Ph.D. Dissertation Defense by Hae-Jin Choi
Wednesday, September 20, 2005
(Dr. Farrokh Mistree, Chair)
"A Robust Design Method for Model and Propagated Uncertainty"
One of the important factors to be considered in designing an engineering system is uncertainty, which emanates from natural randomness, limited data, or limited knowledge of systems. In this study, a new robust design methodology is established in order to design multifunctional materials, employing multi-time and length scale analyses. The method involves the integration of robust design techniques, design of experiments, multiscale material simulations, metamodeling, uncertainty analysis and estimation, multiobjective decision-making and collaborative, distributed design.
The Robust Concept Exploration Method with Error Margin Index (RCEM-EMI) is proposed for decision-making with consideration of non-deterministic system behavior. Following the steps in the RCEM-EMI, a designer may search for a solution that is robust to the uncertainty embedded in a system as well as the uncertainty in system parameters. The Inductive Design Exploration Method (IDEM) is proposed to facilitate distributed, robust decision-making under propagated uncertainty in a series of analyses or simulations.
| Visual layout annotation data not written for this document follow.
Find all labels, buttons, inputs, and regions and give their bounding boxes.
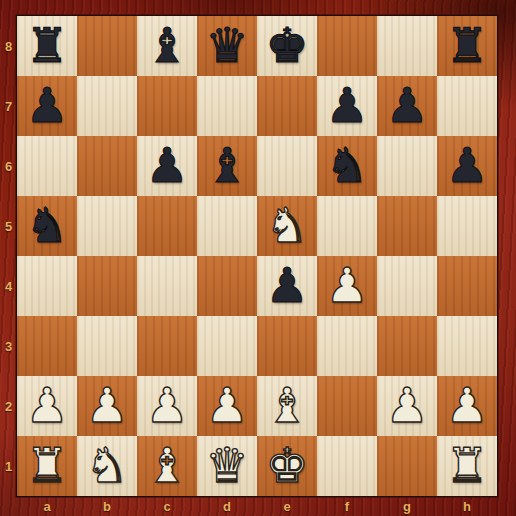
square-f3[interactable] <box>317 316 377 376</box>
piece-white-pawn: ♟ <box>437 376 497 436</box>
square-c6[interactable]: ♟ <box>137 136 197 196</box>
rank-label-1: 1 <box>0 436 17 496</box>
square-b2[interactable]: ♟ <box>77 376 137 436</box>
board-frame: ♜♝♛♚♜♟♟♟♟♝♞♟♞♞♟♟♟♟♟♟♝♟♟♜♞♝♛♚♜ 87654321ab… <box>0 0 516 516</box>
piece-white-rook: ♜ <box>437 436 497 496</box>
square-f4[interactable]: ♟ <box>317 256 377 316</box>
piece-white-rook: ♜ <box>17 436 77 496</box>
square-h5[interactable] <box>437 196 497 256</box>
piece-white-pawn: ♟ <box>377 376 437 436</box>
square-e8[interactable]: ♚ <box>257 16 317 76</box>
chess-board: ♜♝♛♚♜♟♟♟♟♝♞♟♞♞♟♟♟♟♟♟♝♟♟♜♞♝♛♚♜ <box>17 16 497 496</box>
file-label-h: h <box>437 496 497 516</box>
piece-black-king: ♚ <box>257 16 317 76</box>
square-g4[interactable] <box>377 256 437 316</box>
square-g6[interactable] <box>377 136 437 196</box>
square-c7[interactable] <box>137 76 197 136</box>
file-label-f: f <box>317 496 377 516</box>
piece-white-knight: ♞ <box>257 196 317 256</box>
piece-white-pawn: ♟ <box>317 256 377 316</box>
square-e2[interactable]: ♝ <box>257 376 317 436</box>
piece-black-rook: ♜ <box>17 16 77 76</box>
piece-black-knight: ♞ <box>17 196 77 256</box>
rank-label-6: 6 <box>0 136 17 196</box>
file-label-d: d <box>197 496 257 516</box>
square-g8[interactable] <box>377 16 437 76</box>
square-e7[interactable] <box>257 76 317 136</box>
square-f5[interactable] <box>317 196 377 256</box>
rank-label-4: 4 <box>0 256 17 316</box>
square-d6[interactable]: ♝ <box>197 136 257 196</box>
square-a3[interactable] <box>17 316 77 376</box>
square-f8[interactable] <box>317 16 377 76</box>
square-a4[interactable] <box>17 256 77 316</box>
square-g5[interactable] <box>377 196 437 256</box>
square-g7[interactable]: ♟ <box>377 76 437 136</box>
square-e5[interactable]: ♞ <box>257 196 317 256</box>
file-label-e: e <box>257 496 317 516</box>
square-g1[interactable] <box>377 436 437 496</box>
square-a8[interactable]: ♜ <box>17 16 77 76</box>
square-e1[interactable]: ♚ <box>257 436 317 496</box>
square-h2[interactable]: ♟ <box>437 376 497 436</box>
square-f6[interactable]: ♞ <box>317 136 377 196</box>
file-label-a: a <box>17 496 77 516</box>
square-d8[interactable]: ♛ <box>197 16 257 76</box>
piece-white-pawn: ♟ <box>17 376 77 436</box>
square-c4[interactable] <box>137 256 197 316</box>
piece-black-pawn: ♟ <box>137 136 197 196</box>
square-h6[interactable]: ♟ <box>437 136 497 196</box>
square-c1[interactable]: ♝ <box>137 436 197 496</box>
square-a2[interactable]: ♟ <box>17 376 77 436</box>
square-f1[interactable] <box>317 436 377 496</box>
square-b6[interactable] <box>77 136 137 196</box>
square-g3[interactable] <box>377 316 437 376</box>
square-a1[interactable]: ♜ <box>17 436 77 496</box>
piece-white-bishop: ♝ <box>137 436 197 496</box>
piece-white-king: ♚ <box>257 436 317 496</box>
piece-white-pawn: ♟ <box>197 376 257 436</box>
square-e6[interactable] <box>257 136 317 196</box>
square-d7[interactable] <box>197 76 257 136</box>
piece-black-queen: ♛ <box>197 16 257 76</box>
square-d5[interactable] <box>197 196 257 256</box>
square-h4[interactable] <box>437 256 497 316</box>
square-e4[interactable]: ♟ <box>257 256 317 316</box>
square-a5[interactable]: ♞ <box>17 196 77 256</box>
square-h3[interactable] <box>437 316 497 376</box>
piece-black-rook: ♜ <box>437 16 497 76</box>
piece-black-bishop: ♝ <box>137 16 197 76</box>
piece-white-pawn: ♟ <box>137 376 197 436</box>
square-c8[interactable]: ♝ <box>137 16 197 76</box>
square-a6[interactable] <box>17 136 77 196</box>
piece-black-pawn: ♟ <box>437 136 497 196</box>
square-f2[interactable] <box>317 376 377 436</box>
piece-white-bishop: ♝ <box>257 376 317 436</box>
square-c3[interactable] <box>137 316 197 376</box>
square-b8[interactable] <box>77 16 137 76</box>
piece-black-pawn: ♟ <box>257 256 317 316</box>
rank-label-5: 5 <box>0 196 17 256</box>
square-e3[interactable] <box>257 316 317 376</box>
square-h1[interactable]: ♜ <box>437 436 497 496</box>
piece-black-bishop: ♝ <box>197 136 257 196</box>
square-d4[interactable] <box>197 256 257 316</box>
square-d2[interactable]: ♟ <box>197 376 257 436</box>
square-f7[interactable]: ♟ <box>317 76 377 136</box>
square-g2[interactable]: ♟ <box>377 376 437 436</box>
piece-black-knight: ♞ <box>317 136 377 196</box>
file-label-c: c <box>137 496 197 516</box>
piece-white-knight: ♞ <box>77 436 137 496</box>
square-b4[interactable] <box>77 256 137 316</box>
piece-black-pawn: ♟ <box>17 76 77 136</box>
square-b1[interactable]: ♞ <box>77 436 137 496</box>
square-h7[interactable] <box>437 76 497 136</box>
piece-black-pawn: ♟ <box>377 76 437 136</box>
square-b7[interactable] <box>77 76 137 136</box>
square-c2[interactable]: ♟ <box>137 376 197 436</box>
file-label-g: g <box>377 496 437 516</box>
piece-white-pawn: ♟ <box>77 376 137 436</box>
file-label-b: b <box>77 496 137 516</box>
piece-black-pawn: ♟ <box>317 76 377 136</box>
square-a7[interactable]: ♟ <box>17 76 77 136</box>
rank-label-3: 3 <box>0 316 17 376</box>
square-h8[interactable]: ♜ <box>437 16 497 76</box>
rank-label-8: 8 <box>0 16 17 76</box>
square-c5[interactable] <box>137 196 197 256</box>
square-b5[interactable] <box>77 196 137 256</box>
piece-white-queen: ♛ <box>197 436 257 496</box>
square-d1[interactable]: ♛ <box>197 436 257 496</box>
rank-label-7: 7 <box>0 76 17 136</box>
square-d3[interactable] <box>197 316 257 376</box>
rank-label-2: 2 <box>0 376 17 436</box>
square-b3[interactable] <box>77 316 137 376</box>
In the IDEM, the propagated uncertainty is mitigated by passing ranged sets of robust design specifications in a top-down manner.
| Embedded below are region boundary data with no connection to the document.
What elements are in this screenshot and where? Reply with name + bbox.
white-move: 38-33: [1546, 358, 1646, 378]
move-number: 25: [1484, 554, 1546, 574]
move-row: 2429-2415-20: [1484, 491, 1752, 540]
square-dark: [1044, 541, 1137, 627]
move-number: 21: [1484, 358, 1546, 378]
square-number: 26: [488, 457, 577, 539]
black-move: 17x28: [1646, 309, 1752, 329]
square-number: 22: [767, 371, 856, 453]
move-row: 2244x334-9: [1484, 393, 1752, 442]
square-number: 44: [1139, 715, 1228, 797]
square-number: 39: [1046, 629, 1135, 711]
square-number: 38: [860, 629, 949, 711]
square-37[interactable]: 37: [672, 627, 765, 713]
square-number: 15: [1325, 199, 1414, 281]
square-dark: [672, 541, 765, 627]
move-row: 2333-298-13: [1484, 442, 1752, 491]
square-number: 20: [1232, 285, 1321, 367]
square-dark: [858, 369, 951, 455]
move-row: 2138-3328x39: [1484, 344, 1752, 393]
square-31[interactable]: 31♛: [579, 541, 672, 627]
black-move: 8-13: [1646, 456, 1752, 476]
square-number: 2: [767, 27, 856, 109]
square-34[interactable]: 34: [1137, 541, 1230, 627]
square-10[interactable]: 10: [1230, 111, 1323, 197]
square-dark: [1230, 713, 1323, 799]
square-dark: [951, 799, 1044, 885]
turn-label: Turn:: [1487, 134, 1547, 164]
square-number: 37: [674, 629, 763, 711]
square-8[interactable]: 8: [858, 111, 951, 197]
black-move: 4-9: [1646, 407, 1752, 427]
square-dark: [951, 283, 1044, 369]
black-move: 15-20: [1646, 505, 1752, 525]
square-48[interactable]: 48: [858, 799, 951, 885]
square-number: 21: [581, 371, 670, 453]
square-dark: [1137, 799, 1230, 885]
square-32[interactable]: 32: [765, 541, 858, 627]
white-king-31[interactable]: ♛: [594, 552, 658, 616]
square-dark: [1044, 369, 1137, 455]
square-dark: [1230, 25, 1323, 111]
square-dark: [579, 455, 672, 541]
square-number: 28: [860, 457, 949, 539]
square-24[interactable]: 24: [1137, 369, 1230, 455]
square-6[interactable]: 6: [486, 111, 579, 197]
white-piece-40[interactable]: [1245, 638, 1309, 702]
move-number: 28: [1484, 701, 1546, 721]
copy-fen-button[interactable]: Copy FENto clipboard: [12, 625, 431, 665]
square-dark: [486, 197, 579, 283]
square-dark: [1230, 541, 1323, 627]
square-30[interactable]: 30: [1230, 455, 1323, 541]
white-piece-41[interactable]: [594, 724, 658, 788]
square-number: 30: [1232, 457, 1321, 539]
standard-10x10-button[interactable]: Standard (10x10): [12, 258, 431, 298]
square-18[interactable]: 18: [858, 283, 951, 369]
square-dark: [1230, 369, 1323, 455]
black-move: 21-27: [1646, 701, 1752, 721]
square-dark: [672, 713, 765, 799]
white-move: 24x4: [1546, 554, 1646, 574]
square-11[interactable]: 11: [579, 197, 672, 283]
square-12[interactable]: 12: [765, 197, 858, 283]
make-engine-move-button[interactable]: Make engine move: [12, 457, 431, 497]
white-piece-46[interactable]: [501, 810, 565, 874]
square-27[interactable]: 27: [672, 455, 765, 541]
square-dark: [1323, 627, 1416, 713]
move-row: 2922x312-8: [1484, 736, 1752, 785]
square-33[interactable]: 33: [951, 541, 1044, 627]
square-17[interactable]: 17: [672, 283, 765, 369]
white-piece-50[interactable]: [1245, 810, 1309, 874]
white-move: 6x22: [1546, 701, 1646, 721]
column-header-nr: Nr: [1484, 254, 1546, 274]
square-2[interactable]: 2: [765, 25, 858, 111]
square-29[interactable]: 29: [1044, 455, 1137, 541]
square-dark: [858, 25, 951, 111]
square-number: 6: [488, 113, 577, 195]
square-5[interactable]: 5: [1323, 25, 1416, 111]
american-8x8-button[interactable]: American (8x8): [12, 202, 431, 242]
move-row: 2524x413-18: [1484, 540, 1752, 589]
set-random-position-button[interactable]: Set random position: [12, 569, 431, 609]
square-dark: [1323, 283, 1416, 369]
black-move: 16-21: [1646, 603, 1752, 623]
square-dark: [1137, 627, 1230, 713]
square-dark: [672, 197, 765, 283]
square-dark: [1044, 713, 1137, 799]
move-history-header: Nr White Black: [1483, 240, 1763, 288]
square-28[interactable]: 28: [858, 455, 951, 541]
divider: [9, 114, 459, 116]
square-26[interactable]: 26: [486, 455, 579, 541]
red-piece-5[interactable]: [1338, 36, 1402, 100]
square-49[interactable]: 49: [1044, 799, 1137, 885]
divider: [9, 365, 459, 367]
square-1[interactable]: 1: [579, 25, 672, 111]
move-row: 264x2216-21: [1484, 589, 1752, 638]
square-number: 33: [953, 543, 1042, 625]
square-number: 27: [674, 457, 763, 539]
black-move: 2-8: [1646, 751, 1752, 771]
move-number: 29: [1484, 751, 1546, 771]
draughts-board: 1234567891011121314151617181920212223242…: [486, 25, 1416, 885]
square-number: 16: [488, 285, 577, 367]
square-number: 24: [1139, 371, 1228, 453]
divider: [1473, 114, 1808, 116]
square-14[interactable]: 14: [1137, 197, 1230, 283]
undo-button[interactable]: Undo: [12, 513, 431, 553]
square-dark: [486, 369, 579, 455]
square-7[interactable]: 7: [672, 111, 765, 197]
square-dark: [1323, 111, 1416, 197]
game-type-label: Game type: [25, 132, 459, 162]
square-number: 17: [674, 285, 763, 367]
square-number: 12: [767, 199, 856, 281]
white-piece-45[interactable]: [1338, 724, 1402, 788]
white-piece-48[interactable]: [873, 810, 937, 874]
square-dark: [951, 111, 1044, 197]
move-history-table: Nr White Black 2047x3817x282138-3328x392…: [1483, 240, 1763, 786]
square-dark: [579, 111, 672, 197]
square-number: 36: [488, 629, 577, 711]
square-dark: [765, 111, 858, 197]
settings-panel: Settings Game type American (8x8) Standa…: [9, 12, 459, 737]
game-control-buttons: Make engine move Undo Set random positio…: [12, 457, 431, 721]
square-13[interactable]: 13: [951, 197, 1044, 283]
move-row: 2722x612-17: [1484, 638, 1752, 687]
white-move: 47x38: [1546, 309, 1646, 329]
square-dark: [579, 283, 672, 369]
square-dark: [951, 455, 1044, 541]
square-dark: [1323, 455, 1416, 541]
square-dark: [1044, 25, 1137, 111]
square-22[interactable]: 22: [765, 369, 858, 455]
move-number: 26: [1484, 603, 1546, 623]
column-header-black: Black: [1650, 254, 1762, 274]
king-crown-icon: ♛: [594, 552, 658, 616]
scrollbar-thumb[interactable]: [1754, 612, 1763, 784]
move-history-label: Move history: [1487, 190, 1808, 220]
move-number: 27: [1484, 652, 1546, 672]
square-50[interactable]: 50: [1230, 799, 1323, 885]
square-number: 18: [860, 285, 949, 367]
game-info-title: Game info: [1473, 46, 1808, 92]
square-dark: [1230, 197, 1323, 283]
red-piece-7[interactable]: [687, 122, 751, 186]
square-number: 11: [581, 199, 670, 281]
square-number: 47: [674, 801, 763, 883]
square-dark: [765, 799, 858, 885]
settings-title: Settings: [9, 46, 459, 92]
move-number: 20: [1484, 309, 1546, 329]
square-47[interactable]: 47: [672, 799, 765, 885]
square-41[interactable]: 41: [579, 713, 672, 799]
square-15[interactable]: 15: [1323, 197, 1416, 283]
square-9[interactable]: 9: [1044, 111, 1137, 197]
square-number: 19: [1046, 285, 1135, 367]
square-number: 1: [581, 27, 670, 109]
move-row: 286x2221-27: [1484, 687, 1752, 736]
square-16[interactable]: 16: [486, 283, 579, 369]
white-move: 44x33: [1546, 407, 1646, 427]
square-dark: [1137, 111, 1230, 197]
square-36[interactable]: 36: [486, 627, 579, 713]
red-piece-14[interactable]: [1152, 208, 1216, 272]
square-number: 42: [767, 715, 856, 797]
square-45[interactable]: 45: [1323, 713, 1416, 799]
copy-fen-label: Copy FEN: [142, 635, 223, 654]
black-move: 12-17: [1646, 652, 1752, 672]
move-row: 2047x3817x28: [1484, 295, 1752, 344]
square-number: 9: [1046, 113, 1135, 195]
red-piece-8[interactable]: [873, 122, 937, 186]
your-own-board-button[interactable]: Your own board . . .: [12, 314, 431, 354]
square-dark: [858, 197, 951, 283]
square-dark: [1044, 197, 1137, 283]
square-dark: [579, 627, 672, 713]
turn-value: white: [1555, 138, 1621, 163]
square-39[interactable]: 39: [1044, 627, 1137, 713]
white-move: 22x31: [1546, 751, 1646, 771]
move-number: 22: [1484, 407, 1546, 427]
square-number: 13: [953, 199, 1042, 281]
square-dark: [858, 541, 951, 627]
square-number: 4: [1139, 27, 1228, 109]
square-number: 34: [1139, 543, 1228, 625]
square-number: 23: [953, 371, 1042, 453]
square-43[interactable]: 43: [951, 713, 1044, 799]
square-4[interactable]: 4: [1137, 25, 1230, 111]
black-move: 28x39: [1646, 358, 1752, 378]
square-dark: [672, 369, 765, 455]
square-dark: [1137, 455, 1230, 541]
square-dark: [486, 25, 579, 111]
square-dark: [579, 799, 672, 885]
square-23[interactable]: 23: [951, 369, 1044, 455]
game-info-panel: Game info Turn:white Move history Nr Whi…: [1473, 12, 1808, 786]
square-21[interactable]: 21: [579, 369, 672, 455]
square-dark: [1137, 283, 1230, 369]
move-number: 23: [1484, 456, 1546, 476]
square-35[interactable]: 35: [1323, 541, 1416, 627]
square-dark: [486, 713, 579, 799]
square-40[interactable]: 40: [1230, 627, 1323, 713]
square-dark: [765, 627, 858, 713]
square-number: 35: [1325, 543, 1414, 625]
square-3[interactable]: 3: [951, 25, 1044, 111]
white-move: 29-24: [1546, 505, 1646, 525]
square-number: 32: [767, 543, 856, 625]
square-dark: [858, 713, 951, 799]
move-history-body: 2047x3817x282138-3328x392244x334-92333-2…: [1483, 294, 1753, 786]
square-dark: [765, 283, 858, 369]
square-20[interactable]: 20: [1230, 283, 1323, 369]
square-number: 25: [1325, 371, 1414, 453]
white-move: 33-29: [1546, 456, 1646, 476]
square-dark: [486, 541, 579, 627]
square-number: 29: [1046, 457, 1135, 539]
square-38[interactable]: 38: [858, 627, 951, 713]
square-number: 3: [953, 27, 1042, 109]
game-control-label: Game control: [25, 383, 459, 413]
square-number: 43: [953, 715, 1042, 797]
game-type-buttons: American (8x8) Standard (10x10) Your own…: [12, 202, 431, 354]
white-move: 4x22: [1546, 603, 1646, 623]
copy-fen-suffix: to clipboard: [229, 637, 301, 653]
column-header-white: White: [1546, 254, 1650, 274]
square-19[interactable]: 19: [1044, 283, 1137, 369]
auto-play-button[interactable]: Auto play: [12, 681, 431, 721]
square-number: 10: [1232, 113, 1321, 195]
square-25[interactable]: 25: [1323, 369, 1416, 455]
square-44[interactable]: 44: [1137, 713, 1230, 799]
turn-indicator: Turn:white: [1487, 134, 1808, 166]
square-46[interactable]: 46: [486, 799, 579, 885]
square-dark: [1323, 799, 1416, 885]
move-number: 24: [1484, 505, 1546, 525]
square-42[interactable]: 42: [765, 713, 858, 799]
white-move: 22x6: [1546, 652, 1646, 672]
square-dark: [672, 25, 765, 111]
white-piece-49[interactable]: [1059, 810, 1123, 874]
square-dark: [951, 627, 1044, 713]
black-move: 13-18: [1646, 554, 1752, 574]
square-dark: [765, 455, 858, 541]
These methods are verified in the context of ‘Design of Multifunctional Energetic Structural Materials (MESMs)'. The MESMs are being developed to replace the large amount of steel reinforcement in a missile penetrator for light weight, high energy release, and sound structural integrity. In this example, the methods facilitate following state-of-the-art design capabilities, robust MESMs design under (a) random microstructure changes and (b) propagated uncertainty in a multiscale analysis chain. The methods are designed to facilitate effective and efficient materials design; however, they are generalized to be applicable to any complex engineering systems design that incorporates computationally intensive simulations or expensive experiments, non-deterministic models, accumulated uncertainty in multidisciplinary analyses, and distributed collaborative decision-making.